The National Science Foundation (NSF) is likely to cancel the upcoming field season if the shutdown continues through mid-October, Nature magazine reported.
Powell and NIU geology professor Reed Scherer, along with two Ph.D. students, were scheduled to depart for the Antarctic after Christmas. Powell is to lead the second field season of a project known as WISSARD, for Whillans Ice Stream Subglacial Access Research Drilling, and Scherer also plays a lead role in the research.
NSF supports the $10 million, multi-year project. Last winter, WISSARD scientists made international headlines when they drilled through a half-mile of ice, penetrated Subglacial Lake Whillans and discovered bacterial life living in the dark and inhospitable water beneath the West Antarctic Ice Sheet.

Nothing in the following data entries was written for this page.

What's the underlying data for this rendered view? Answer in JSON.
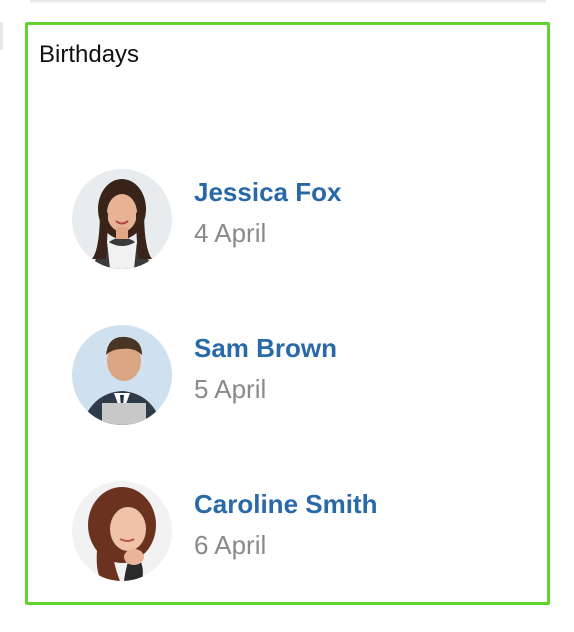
{
  "widget": {
    "title": "Birthdays"
  },
  "people": [
    {
      "name": "Jessica Fox",
      "date": "4 April",
      "avatar_icon": "woman-dark-hair-avatar"
    },
    {
      "name": "Sam Brown",
      "date": "5 April",
      "avatar_icon": "man-with-tablet-avatar"
    },
    {
      "name": "Caroline Smith",
      "date": "6 April",
      "avatar_icon": "woman-red-hair-avatar"
    }
  ],
  "colors": {
    "border": "#5fd42c",
    "name": "#2a69a8",
    "date": "#8a8a8a"
  }
}
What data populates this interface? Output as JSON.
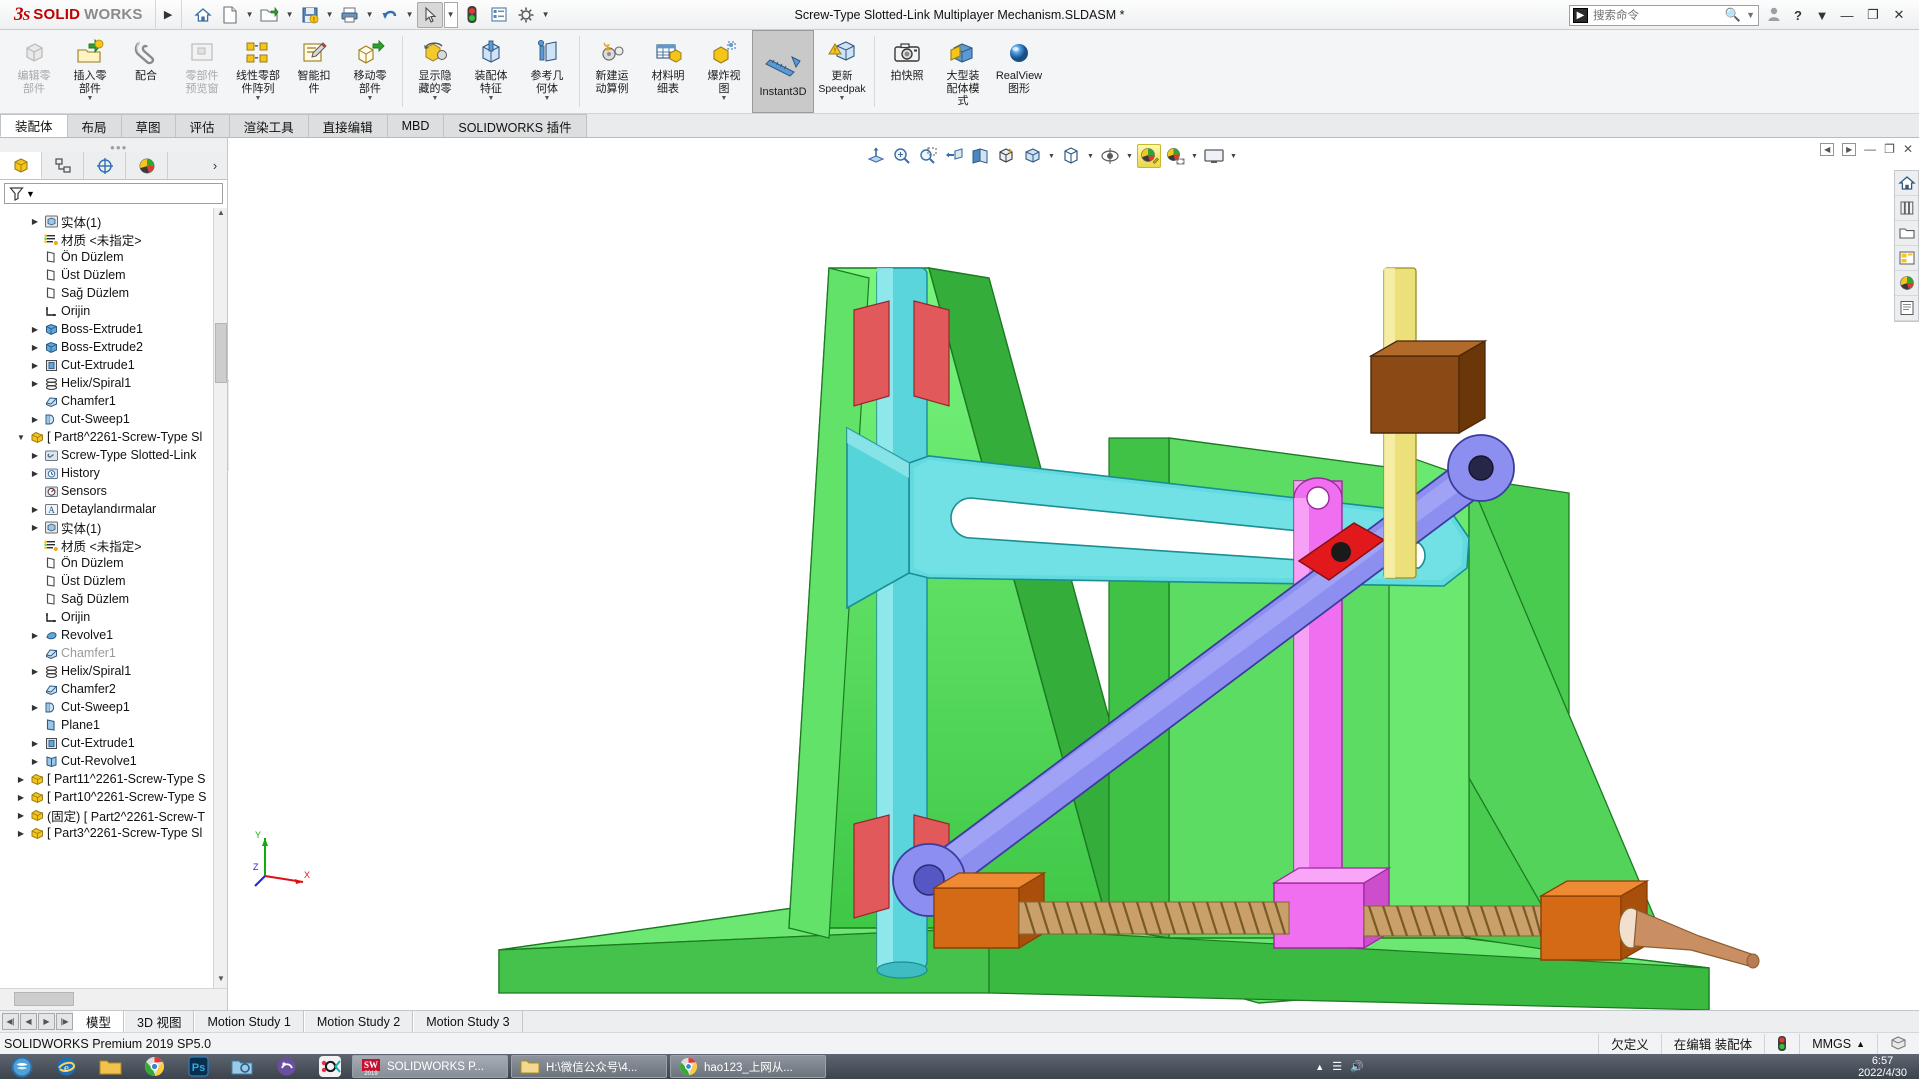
{
  "titlebar": {
    "brand_ds": "3S",
    "brand_solid": "SOLID",
    "brand_works": "WORKS",
    "document_title": "Screw-Type Slotted-Link Multiplayer Mechanism.SLDASM *",
    "quick_access": [
      {
        "name": "home-icon",
        "label": "⌂"
      },
      {
        "name": "new-document-icon",
        "label": "὜B"
      },
      {
        "name": "open-folder-icon",
        "label": "open"
      },
      {
        "name": "save-icon",
        "label": "save"
      },
      {
        "name": "print-icon",
        "label": "print"
      },
      {
        "name": "undo-icon",
        "label": "undo"
      },
      {
        "name": "select-cursor-icon",
        "label": "select"
      },
      {
        "name": "rebuild-traffic-light-icon",
        "label": "rebuild"
      },
      {
        "name": "options-list-icon",
        "label": "list"
      },
      {
        "name": "settings-gear-icon",
        "label": "gear"
      }
    ],
    "search": {
      "placeholder": "搜索命令",
      "value": ""
    },
    "user_icon": "user-icon",
    "help_label": "?",
    "minimize": "—",
    "restore": "❐",
    "close": "✕"
  },
  "ribbon": {
    "items": [
      {
        "label": "编辑零\n部件",
        "name": "edit-component-button",
        "enabled": false,
        "icon": "edit-component-icon"
      },
      {
        "label": "插入零\n部件",
        "name": "insert-components-button",
        "enabled": true,
        "icon": "insert-component-icon",
        "caret": true
      },
      {
        "label": "配合",
        "name": "mate-button",
        "enabled": true,
        "icon": "mate-icon"
      },
      {
        "label": "零部件\n预览窗",
        "name": "component-preview-window-button",
        "enabled": false,
        "icon": "component-preview-icon"
      },
      {
        "label": "线性零部\n件阵列",
        "name": "linear-component-pattern-button",
        "enabled": true,
        "icon": "linear-pattern-icon",
        "caret": true
      },
      {
        "label": "智能扣\n件",
        "name": "smart-fasteners-button",
        "enabled": true,
        "icon": "smart-fastener-icon"
      },
      {
        "label": "移动零\n部件",
        "name": "move-component-button",
        "enabled": true,
        "icon": "move-component-icon",
        "caret": true
      },
      {
        "sep": true
      },
      {
        "label": "显示隐\n藏的零",
        "name": "show-hidden-components-button",
        "enabled": true,
        "icon": "show-hidden-icon",
        "caret": true
      },
      {
        "label": "装配体\n特征",
        "name": "assembly-features-button",
        "enabled": true,
        "icon": "assembly-feature-icon",
        "caret": true
      },
      {
        "label": "参考几\n何体",
        "name": "reference-geometry-button",
        "enabled": true,
        "icon": "reference-geometry-icon",
        "caret": true
      },
      {
        "sep": true
      },
      {
        "label": "新建运\n动算例",
        "name": "new-motion-study-button",
        "enabled": true,
        "icon": "motion-study-icon"
      },
      {
        "label": "材料明\n细表",
        "name": "bill-of-materials-button",
        "enabled": true,
        "icon": "bom-icon"
      },
      {
        "label": "爆炸视\n图",
        "name": "exploded-view-button",
        "enabled": true,
        "icon": "exploded-view-icon",
        "caret": true
      },
      {
        "label": "Instant3D",
        "name": "instant3d-button",
        "enabled": true,
        "active": true,
        "icon": "instant3d-icon"
      },
      {
        "label": "更新\nSpeedpak",
        "name": "update-speedpak-button",
        "enabled": true,
        "icon": "update-speedpak-icon",
        "caret": true
      },
      {
        "sep": true
      },
      {
        "label": "拍快照",
        "name": "take-snapshot-button",
        "enabled": true,
        "icon": "snapshot-camera-icon"
      },
      {
        "label": "大型装\n配体模\n式",
        "name": "large-assembly-mode-button",
        "enabled": true,
        "icon": "large-assembly-icon"
      },
      {
        "label": "RealView\n图形",
        "name": "realview-graphics-button",
        "enabled": true,
        "icon": "realview-sphere-icon"
      }
    ]
  },
  "tabs": [
    {
      "label": "装配体",
      "name": "tab-assembly",
      "selected": true
    },
    {
      "label": "布局",
      "name": "tab-layout",
      "selected": false
    },
    {
      "label": "草图",
      "name": "tab-sketch",
      "selected": false
    },
    {
      "label": "评估",
      "name": "tab-evaluate",
      "selected": false
    },
    {
      "label": "渲染工具",
      "name": "tab-render-tools",
      "selected": false
    },
    {
      "label": "直接编辑",
      "name": "tab-direct-editing",
      "selected": false
    },
    {
      "label": "MBD",
      "name": "tab-mbd",
      "selected": false
    },
    {
      "label": "SOLIDWORKS 插件",
      "name": "tab-solidworks-addins",
      "selected": false
    }
  ],
  "left_panel": {
    "tabs": [
      {
        "name": "feature-manager-tab",
        "icon": "feature-tree-icon",
        "selected": true
      },
      {
        "name": "property-manager-tab",
        "icon": "property-manager-icon",
        "selected": false
      },
      {
        "name": "configuration-manager-tab",
        "icon": "configuration-icon",
        "selected": false
      },
      {
        "name": "display-manager-tab",
        "icon": "display-manager-icon",
        "selected": false
      }
    ],
    "filter_placeholder": "",
    "tree": [
      {
        "label": "实体(1)",
        "indent": 2,
        "arrow": true,
        "icon": "solid-bodies-icon"
      },
      {
        "label": "材质 <未指定>",
        "indent": 2,
        "arrow": false,
        "icon": "material-icon"
      },
      {
        "label": "Ön Düzlem",
        "indent": 2,
        "arrow": false,
        "icon": "plane-icon"
      },
      {
        "label": "Üst Düzlem",
        "indent": 2,
        "arrow": false,
        "icon": "plane-icon"
      },
      {
        "label": "Sağ Düzlem",
        "indent": 2,
        "arrow": false,
        "icon": "plane-icon"
      },
      {
        "label": "Orijin",
        "indent": 2,
        "arrow": false,
        "icon": "origin-icon"
      },
      {
        "label": "Boss-Extrude1",
        "indent": 2,
        "arrow": true,
        "icon": "boss-extrude-icon"
      },
      {
        "label": "Boss-Extrude2",
        "indent": 2,
        "arrow": true,
        "icon": "boss-extrude-icon"
      },
      {
        "label": "Cut-Extrude1",
        "indent": 2,
        "arrow": true,
        "icon": "cut-extrude-icon"
      },
      {
        "label": "Helix/Spiral1",
        "indent": 2,
        "arrow": true,
        "icon": "helix-icon"
      },
      {
        "label": "Chamfer1",
        "indent": 2,
        "arrow": false,
        "icon": "chamfer-icon"
      },
      {
        "label": "Cut-Sweep1",
        "indent": 2,
        "arrow": true,
        "icon": "cut-sweep-icon"
      },
      {
        "label": "[ Part8^2261-Screw-Type Sl",
        "indent": 1,
        "arrow": true,
        "expanded": true,
        "icon": "component-icon"
      },
      {
        "label": "Screw-Type Slotted-Link",
        "indent": 2,
        "arrow": true,
        "icon": "mates-folder-icon"
      },
      {
        "label": "History",
        "indent": 2,
        "arrow": true,
        "icon": "history-icon"
      },
      {
        "label": "Sensors",
        "indent": 2,
        "arrow": false,
        "icon": "sensors-icon"
      },
      {
        "label": "Detaylandırmalar",
        "indent": 2,
        "arrow": true,
        "icon": "annotations-icon"
      },
      {
        "label": "实体(1)",
        "indent": 2,
        "arrow": true,
        "icon": "solid-bodies-icon"
      },
      {
        "label": "材质 <未指定>",
        "indent": 2,
        "arrow": false,
        "icon": "material-icon"
      },
      {
        "label": "Ön Düzlem",
        "indent": 2,
        "arrow": false,
        "icon": "plane-icon"
      },
      {
        "label": "Üst Düzlem",
        "indent": 2,
        "arrow": false,
        "icon": "plane-icon"
      },
      {
        "label": "Sağ Düzlem",
        "indent": 2,
        "arrow": false,
        "icon": "plane-icon"
      },
      {
        "label": "Orijin",
        "indent": 2,
        "arrow": false,
        "icon": "origin-icon"
      },
      {
        "label": "Revolve1",
        "indent": 2,
        "arrow": true,
        "icon": "revolve-icon"
      },
      {
        "label": "Chamfer1",
        "indent": 2,
        "arrow": false,
        "icon": "chamfer-icon",
        "greyed": true
      },
      {
        "label": "Helix/Spiral1",
        "indent": 2,
        "arrow": true,
        "icon": "helix-icon"
      },
      {
        "label": "Chamfer2",
        "indent": 2,
        "arrow": false,
        "icon": "chamfer-icon"
      },
      {
        "label": "Cut-Sweep1",
        "indent": 2,
        "arrow": true,
        "icon": "cut-sweep-icon"
      },
      {
        "label": "Plane1",
        "indent": 2,
        "arrow": false,
        "icon": "plane-blue-icon"
      },
      {
        "label": "Cut-Extrude1",
        "indent": 2,
        "arrow": true,
        "icon": "cut-extrude-icon"
      },
      {
        "label": "Cut-Revolve1",
        "indent": 2,
        "arrow": true,
        "icon": "cut-revolve-icon"
      },
      {
        "label": "[ Part11^2261-Screw-Type S",
        "indent": 1,
        "arrow": true,
        "icon": "component-icon"
      },
      {
        "label": "[ Part10^2261-Screw-Type S",
        "indent": 1,
        "arrow": true,
        "icon": "component-icon"
      },
      {
        "label": "(固定) [ Part2^2261-Screw-T",
        "indent": 1,
        "arrow": true,
        "icon": "component-icon"
      },
      {
        "label": "[ Part3^2261-Screw-Type Sl",
        "indent": 1,
        "arrow": true,
        "icon": "component-icon"
      }
    ]
  },
  "viewport": {
    "hud": [
      {
        "name": "zoom-to-fit-icon",
        "label": "fit"
      },
      {
        "name": "zoom-to-area-icon",
        "label": "area"
      },
      {
        "name": "previous-view-icon",
        "label": "prev"
      },
      {
        "name": "section-view-icon",
        "label": "section"
      },
      {
        "name": "view-orientation-icon",
        "label": "orient"
      },
      {
        "name": "display-style-icon",
        "label": "style",
        "caret": true
      },
      {
        "name": "hide-show-items-icon",
        "label": "hideshow",
        "caret": true
      },
      {
        "name": "edit-appearance-icon",
        "label": "appearance",
        "highlight": true
      },
      {
        "name": "apply-scene-icon",
        "label": "scene",
        "caret": true
      },
      {
        "name": "view-settings-icon",
        "label": "viewsettings",
        "caret": true
      }
    ],
    "window_buttons": [
      {
        "name": "restore-down-left-button",
        "label": "◁"
      },
      {
        "name": "restore-down-right-button",
        "label": "▷"
      },
      {
        "name": "minimize-doc-button",
        "label": "—"
      },
      {
        "name": "maximize-doc-button",
        "label": "❐"
      },
      {
        "name": "close-doc-button",
        "label": "✕"
      }
    ],
    "right_dock": [
      {
        "name": "sw-resources-home-icon"
      },
      {
        "name": "design-library-icon"
      },
      {
        "name": "file-explorer-icon"
      },
      {
        "name": "view-palette-icon"
      },
      {
        "name": "appearances-scenes-icon"
      },
      {
        "name": "custom-properties-icon"
      }
    ],
    "triad": {
      "x": "X",
      "y": "Y",
      "z": "Z"
    },
    "model_colors": {
      "base_green": "#55e05a",
      "base_green_dark": "#2fae34",
      "cyan_arm": "#57d8dd",
      "blue_link": "#8c8ef0",
      "magenta_slider": "#f06ff0",
      "brown_block": "#8b4a15",
      "orange_block": "#d46a16",
      "red_pad": "#e2595c",
      "yellow_rod": "#ece07a",
      "tan_screw": "#d9a978"
    }
  },
  "bottom": {
    "nav_buttons": [
      "◀|",
      "◀",
      "▶",
      "|▶"
    ],
    "tabs": [
      {
        "label": "模型",
        "name": "bottom-tab-model",
        "selected": true
      },
      {
        "label": "3D 视图",
        "name": "bottom-tab-3d-views",
        "selected": false
      },
      {
        "label": "Motion Study 1",
        "name": "bottom-tab-motion-study-1",
        "selected": false
      },
      {
        "label": "Motion Study 2",
        "name": "bottom-tab-motion-study-2",
        "selected": false
      },
      {
        "label": "Motion Study 3",
        "name": "bottom-tab-motion-study-3",
        "selected": false
      }
    ]
  },
  "status": {
    "version": "SOLIDWORKS Premium 2019 SP5.0",
    "state": "欠定义",
    "editing": "在编辑 装配体",
    "rebuild_icon": "rebuild-traffic-light-icon",
    "units": "MMGS",
    "units_caret": "▲",
    "overlay_icon": "custom-icon"
  },
  "taskbar": {
    "start_icon": "windows-start-icon",
    "pinned": [
      {
        "name": "taskbar-ie-icon",
        "label": "e"
      },
      {
        "name": "taskbar-folder-icon",
        "label": "folder"
      },
      {
        "name": "taskbar-chrome-icon",
        "label": "chrome"
      },
      {
        "name": "taskbar-photoshop-icon",
        "label": "Ps"
      },
      {
        "name": "taskbar-explorer-icon",
        "label": "exp"
      },
      {
        "name": "taskbar-app-icon",
        "label": "app"
      },
      {
        "name": "taskbar-okc-icon",
        "label": "OK"
      }
    ],
    "windows": [
      {
        "name": "taskbar-window-solidworks",
        "label": "SOLIDWORKS P...",
        "icon": "solidworks-2019-icon"
      },
      {
        "name": "taskbar-window-folder",
        "label": "H:\\微信公众号\\4...",
        "icon": "folder-icon"
      },
      {
        "name": "taskbar-window-browser",
        "label": "hao123_上网从...",
        "icon": "chrome-icon"
      }
    ],
    "clock_time": "6:57",
    "clock_date": "2022/4/30"
  }
}
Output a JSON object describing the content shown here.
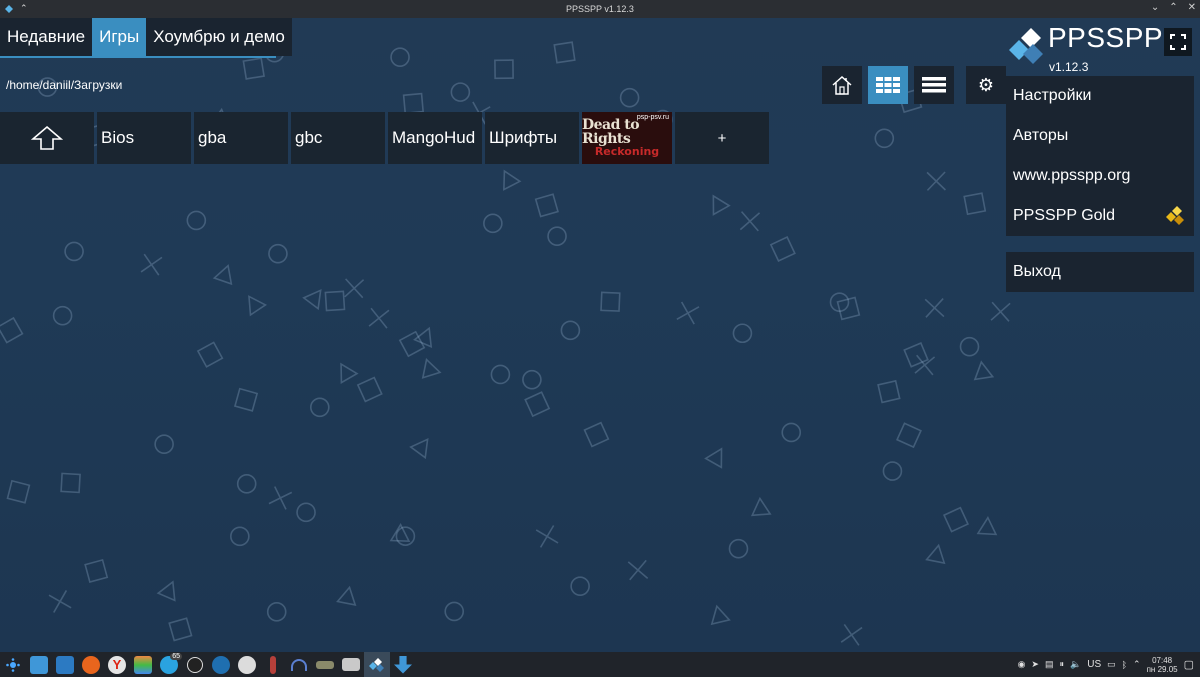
{
  "window": {
    "title": "PPSSPP v1.12.3"
  },
  "tabs": [
    {
      "label": "Недавние",
      "active": false
    },
    {
      "label": "Игры",
      "active": true
    },
    {
      "label": "Хоумбрю и демо",
      "active": false
    }
  ],
  "browser": {
    "path": "/home/daniil/Загрузки",
    "items": [
      {
        "type": "up",
        "icon": "up-arrow-icon"
      },
      {
        "type": "folder",
        "label": "Bios"
      },
      {
        "type": "folder",
        "label": "gba"
      },
      {
        "type": "folder",
        "label": "gbc"
      },
      {
        "type": "folder",
        "label": "MangoHud"
      },
      {
        "type": "folder",
        "label": "Шрифты"
      },
      {
        "type": "game",
        "title_line1": "Dead to Rights",
        "title_line2": "Reckoning",
        "watermark": "psp-psv.ru"
      },
      {
        "type": "add",
        "label": "+"
      }
    ]
  },
  "view_buttons": [
    {
      "icon": "home-icon",
      "active": false
    },
    {
      "icon": "grid-view-icon",
      "active": true
    },
    {
      "icon": "list-view-icon",
      "active": false
    },
    {
      "icon": "gear-icon",
      "active": false
    }
  ],
  "brand": {
    "name": "PPSSPP",
    "version": "v1.12.3"
  },
  "menu": {
    "items": [
      {
        "label": "Настройки"
      },
      {
        "label": "Авторы"
      },
      {
        "label": "www.ppsspp.org"
      },
      {
        "label": "PPSSPP Gold"
      }
    ],
    "exit_label": "Выход"
  },
  "taskbar": {
    "badge": "65",
    "layout": "US",
    "time": "07:48",
    "date": "пн 29.05"
  },
  "colors": {
    "accent": "#3a8ec0",
    "panel": "#1a2430",
    "background": "#1f3a56"
  }
}
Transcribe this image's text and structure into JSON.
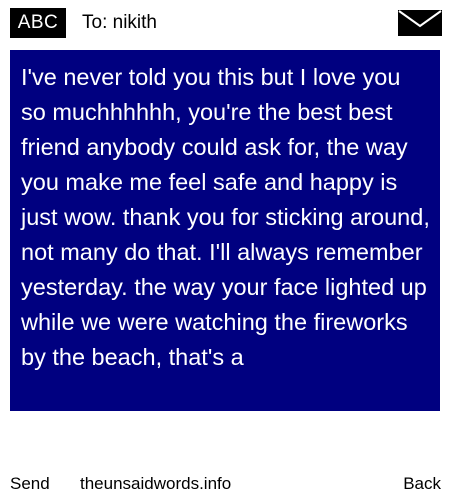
{
  "header": {
    "input_mode": "ABC",
    "recipient_label": "To: nikith",
    "mail_icon": "envelope-icon"
  },
  "message": {
    "body": "I've never told you this but I love you so muchhhhhh, you're the best best friend anybody could ask for, the way you make me feel safe and happy is just wow. thank you for sticking around, not many do that. I'll always remember yesterday. the way your face lighted up while we were watching the fireworks by the beach, that's a"
  },
  "footer": {
    "left_softkey": "Send",
    "site": "theunsaidwords.info",
    "right_softkey": "Back"
  },
  "colors": {
    "panel_background": "#000080",
    "panel_text": "#ffffff",
    "badge_background": "#000000"
  }
}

This final field season, scientists had set out to return to the Antarctic wilderness to again drill a half-mile through the ice, this time investigating the grounding zone between the ice sheet on land and sea water beneath the floating ice shelf.
“In order to predict effects of global warming, it’s critical for scientists to understand what is happening at the grounding zones, which play an important role in ice sheet dynamics,” Powell said.
In addition to the NIU contingent, more than 40 scientists and students from nine other major universities are involved in the coming field season, along with outside engineers and technicians. Data from the project is sought to help climate modelers predict what the future might hold for our warming planet, particularly in terms of rising sea levels that could result from melting ice sheets.